If I find that in my .gcode and search backward for Z, I get:

--------------
Send: N271889 G0 F300 X111.565 Y115.872 Z140.6*24
Recv: ok
--------------

Doesn't that tell me the print stopped at Z=140.6?

I then tried various hacks of the .gcode to remove everything before the last successful command except for heat-up. The first time I deleted everything up to the last successful ("Ok") command then except the preheat commands. However I didn't use G92 to reset the initial position, so I had to flip the power switch before the head went off on some kind of extracurricular adventure.

The second time I added:

G92 X117.575 Y121.972 E2789.26214

...right before the command the print failed on, which is supposed to tell the printer "This is where you current position is."

The second time I added that command but forgot the preheat. First it knocked the print off of the base, but it didn't work anyway and started tracking far away again so I had to shut it off.

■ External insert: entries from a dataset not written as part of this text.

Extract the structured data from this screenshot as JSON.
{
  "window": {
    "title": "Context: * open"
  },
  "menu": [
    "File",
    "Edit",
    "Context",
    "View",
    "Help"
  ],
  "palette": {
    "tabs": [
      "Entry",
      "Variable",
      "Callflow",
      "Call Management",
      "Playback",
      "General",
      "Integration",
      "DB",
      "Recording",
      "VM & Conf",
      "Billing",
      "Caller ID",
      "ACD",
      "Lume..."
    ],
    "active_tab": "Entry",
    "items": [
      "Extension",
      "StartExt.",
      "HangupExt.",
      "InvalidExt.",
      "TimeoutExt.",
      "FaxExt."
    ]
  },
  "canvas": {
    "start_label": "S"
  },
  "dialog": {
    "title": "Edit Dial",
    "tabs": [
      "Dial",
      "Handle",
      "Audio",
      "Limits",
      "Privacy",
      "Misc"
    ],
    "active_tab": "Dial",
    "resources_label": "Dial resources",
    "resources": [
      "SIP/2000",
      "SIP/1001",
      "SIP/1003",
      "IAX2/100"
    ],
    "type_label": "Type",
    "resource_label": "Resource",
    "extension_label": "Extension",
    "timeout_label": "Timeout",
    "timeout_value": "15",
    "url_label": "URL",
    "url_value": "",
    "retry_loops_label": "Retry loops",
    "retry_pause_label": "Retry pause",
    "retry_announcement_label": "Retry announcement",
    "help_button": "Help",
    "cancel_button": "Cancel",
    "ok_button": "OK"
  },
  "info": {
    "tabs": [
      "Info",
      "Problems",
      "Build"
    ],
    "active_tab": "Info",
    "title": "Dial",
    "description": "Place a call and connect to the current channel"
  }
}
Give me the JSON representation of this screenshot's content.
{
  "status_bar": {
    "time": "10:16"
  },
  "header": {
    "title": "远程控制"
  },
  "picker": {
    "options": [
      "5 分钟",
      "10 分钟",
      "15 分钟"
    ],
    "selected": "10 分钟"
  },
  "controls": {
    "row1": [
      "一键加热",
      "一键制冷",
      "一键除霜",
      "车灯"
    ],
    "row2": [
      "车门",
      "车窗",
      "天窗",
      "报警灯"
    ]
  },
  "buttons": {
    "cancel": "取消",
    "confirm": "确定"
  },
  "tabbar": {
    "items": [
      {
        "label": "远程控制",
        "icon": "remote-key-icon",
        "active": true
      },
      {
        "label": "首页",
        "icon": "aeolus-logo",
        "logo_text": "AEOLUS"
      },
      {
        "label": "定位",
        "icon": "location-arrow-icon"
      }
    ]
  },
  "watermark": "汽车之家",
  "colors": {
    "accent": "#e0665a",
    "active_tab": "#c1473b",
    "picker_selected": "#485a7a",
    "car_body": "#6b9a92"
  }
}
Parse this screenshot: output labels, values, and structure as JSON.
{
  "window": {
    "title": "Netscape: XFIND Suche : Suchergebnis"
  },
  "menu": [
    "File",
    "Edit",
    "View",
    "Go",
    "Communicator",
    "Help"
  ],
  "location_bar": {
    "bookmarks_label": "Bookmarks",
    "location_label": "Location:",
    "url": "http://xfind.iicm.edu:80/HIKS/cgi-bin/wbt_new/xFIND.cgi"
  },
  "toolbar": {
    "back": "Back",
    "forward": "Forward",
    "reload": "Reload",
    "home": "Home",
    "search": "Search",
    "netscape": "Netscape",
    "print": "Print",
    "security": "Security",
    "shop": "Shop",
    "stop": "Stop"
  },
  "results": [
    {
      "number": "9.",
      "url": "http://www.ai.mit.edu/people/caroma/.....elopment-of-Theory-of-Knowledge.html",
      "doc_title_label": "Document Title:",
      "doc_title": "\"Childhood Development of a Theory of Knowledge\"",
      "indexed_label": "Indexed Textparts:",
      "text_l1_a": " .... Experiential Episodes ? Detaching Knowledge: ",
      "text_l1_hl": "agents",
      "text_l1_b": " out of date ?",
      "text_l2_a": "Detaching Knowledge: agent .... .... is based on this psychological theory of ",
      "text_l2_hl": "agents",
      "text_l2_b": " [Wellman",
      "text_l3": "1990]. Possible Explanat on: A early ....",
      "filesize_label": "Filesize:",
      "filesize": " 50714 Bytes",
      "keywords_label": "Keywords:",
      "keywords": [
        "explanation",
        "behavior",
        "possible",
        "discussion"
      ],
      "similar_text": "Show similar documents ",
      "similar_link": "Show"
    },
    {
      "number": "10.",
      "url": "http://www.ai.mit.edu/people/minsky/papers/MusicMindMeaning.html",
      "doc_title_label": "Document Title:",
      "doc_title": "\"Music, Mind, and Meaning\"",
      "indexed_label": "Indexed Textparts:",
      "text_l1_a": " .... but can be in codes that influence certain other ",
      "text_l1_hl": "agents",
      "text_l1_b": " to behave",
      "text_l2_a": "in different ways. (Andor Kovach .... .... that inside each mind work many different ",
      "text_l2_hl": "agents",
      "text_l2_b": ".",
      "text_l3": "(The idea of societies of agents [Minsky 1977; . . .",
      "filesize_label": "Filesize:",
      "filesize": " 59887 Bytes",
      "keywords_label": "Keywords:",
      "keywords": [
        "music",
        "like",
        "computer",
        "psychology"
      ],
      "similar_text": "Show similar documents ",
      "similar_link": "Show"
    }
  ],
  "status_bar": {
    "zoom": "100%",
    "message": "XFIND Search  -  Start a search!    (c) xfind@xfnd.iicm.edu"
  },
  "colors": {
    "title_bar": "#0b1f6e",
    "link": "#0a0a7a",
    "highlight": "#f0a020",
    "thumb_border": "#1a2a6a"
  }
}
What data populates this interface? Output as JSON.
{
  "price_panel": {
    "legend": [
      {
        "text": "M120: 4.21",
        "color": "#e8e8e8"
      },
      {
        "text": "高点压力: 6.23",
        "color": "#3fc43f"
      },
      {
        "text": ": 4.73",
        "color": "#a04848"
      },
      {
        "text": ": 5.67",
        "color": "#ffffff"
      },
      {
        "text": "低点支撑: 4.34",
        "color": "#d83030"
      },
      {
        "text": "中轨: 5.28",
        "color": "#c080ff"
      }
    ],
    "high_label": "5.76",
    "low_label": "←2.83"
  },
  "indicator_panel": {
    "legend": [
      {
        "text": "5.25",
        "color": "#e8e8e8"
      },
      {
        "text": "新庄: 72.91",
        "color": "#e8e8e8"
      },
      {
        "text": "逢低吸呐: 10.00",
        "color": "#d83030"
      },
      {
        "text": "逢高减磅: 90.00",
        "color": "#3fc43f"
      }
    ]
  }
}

I'm not exactly sure why those didn't work, because they weren't just off by a few layers, the head was headed for ZMAX before I hit the power switch, but it sounds like this should work. You leave everything exactly where it is, make sure things don't cool down to where you lose adhesion, and continue the print exactly where it left off. Tomorrow I think I will try this deliberately with a simpler model to see if I can figure out where I went wrong. I also got GetToDaChoppa to try using that to do a re-homed restart, but it seems like doing an in-place restart would be more likely to work.

Love and Spaghetti,

Scott

Restarting a failed job can be tricky. If your printer does an autolevel routine normally, you should turn that off on the 2nd job since otherwise your hotend would slam into your part or get inaccurate readings.

You also want to be careful on parts which sit on a raft. Make sure that you calculate the 2nd job properly.

I wrote GetToDahChoppa to both print multi-color parts by layer and to help resurrect failed parts. It essentially does what I used to do manually: remove some of the lines from the gcode file in the middle section but leaving the start/ending.